FOP Registry is an independently operated clinical database run by the IFOPA that collects comprehensive medical and clinical information about fibrodysplasia ossificans progressiva (FOP). Designed for patients, treating physicians and researchers, the app centralizes longitudinal case data submitted every six months to improve understanding of disease patterns, support clinical decision-making and help accelerate development of disease‑modifying therapies. By contributing personal or patient information, users help build a large, de‑identified dataset researchers can analyze and clinicians can reference, and FOP Registry also provides a platform for practitioners to share findings and raise awareness about this rare condition.
Key Features
The app gathers a broad and detailed collection of clinical and medical information on FOP. It allows people living with FOP to submit clinical updates every six months and enables physicians to enter patient clinical information to support research and care.

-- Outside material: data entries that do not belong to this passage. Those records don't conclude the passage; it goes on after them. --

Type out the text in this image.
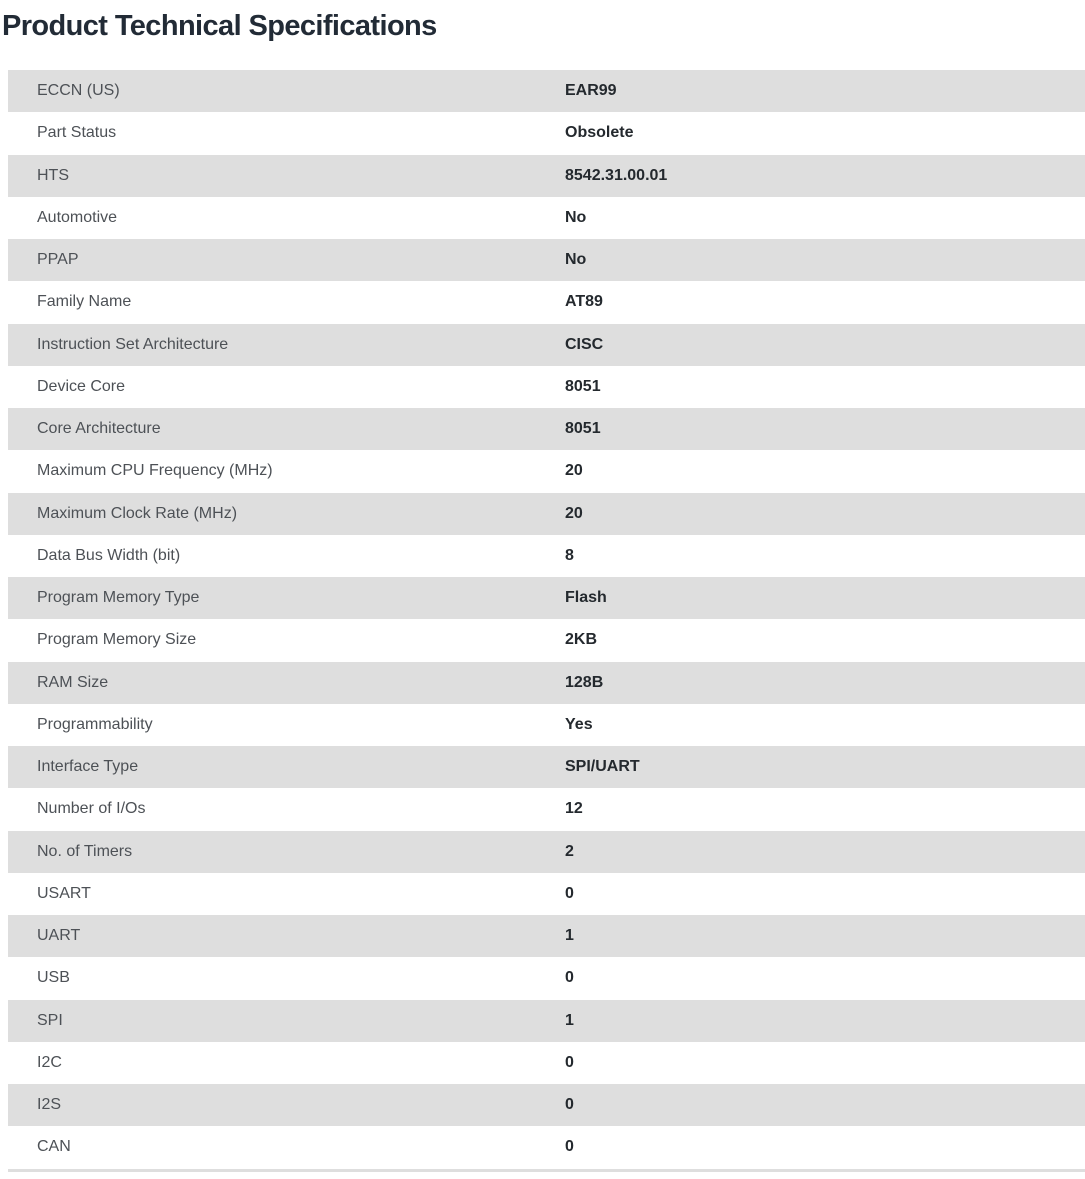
Product Technical Specifications
ECCN (US)	EAR99
Part Status	Obsolete
HTS	8542.31.00.01
Automotive	No
PPAP	No
Family Name	AT89
Instruction Set Architecture	CISC
Device Core	8051
Core Architecture	8051
Maximum CPU Frequency (MHz)	20
Maximum Clock Rate (MHz)	20
Data Bus Width (bit)	8
Program Memory Type	Flash
Program Memory Size	2KB
RAM Size	128B
Programmability	Yes
Interface Type	SPI/UART
Number of I/Os	12
No. of Timers	2
USART	0
UART	1
USB	0
SPI	1
I2C	0
I2S	0
CAN	0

Aggregated longitudinal case data inform research efforts and may help accelerate therapy development. The platform also supports publication of practitioner findings and helps elevate clinical and public awareness of the disorder.
Advantages
The registry supports researchers and clinicians with a centralized dataset to improve disease understanding. Increasing the volume and consistency of data contributes to efforts to develop disease‑modifying therapies. The participation model is inclusive, allowing people living with FOP and treating physicians to contribute, and submitted data are de‑identified to protect privacy.
Disadvantages
Participation requires users and clinicians to submit data regularly, typically every six months, so ongoing commitment is needed. The registry's usefulness depends on the number and consistency of contributions from the community and clinical partners. The platform focuses exclusively on FOP and does not cover other conditions or broader musculoskeletal datasets.
Development Team
The FOP Registry is independently operated by the IFOPA, an organization dedicated to supporting people affected by fibrodysplasia ossificans progressiva and advancing research through consistent data collection and community engagement.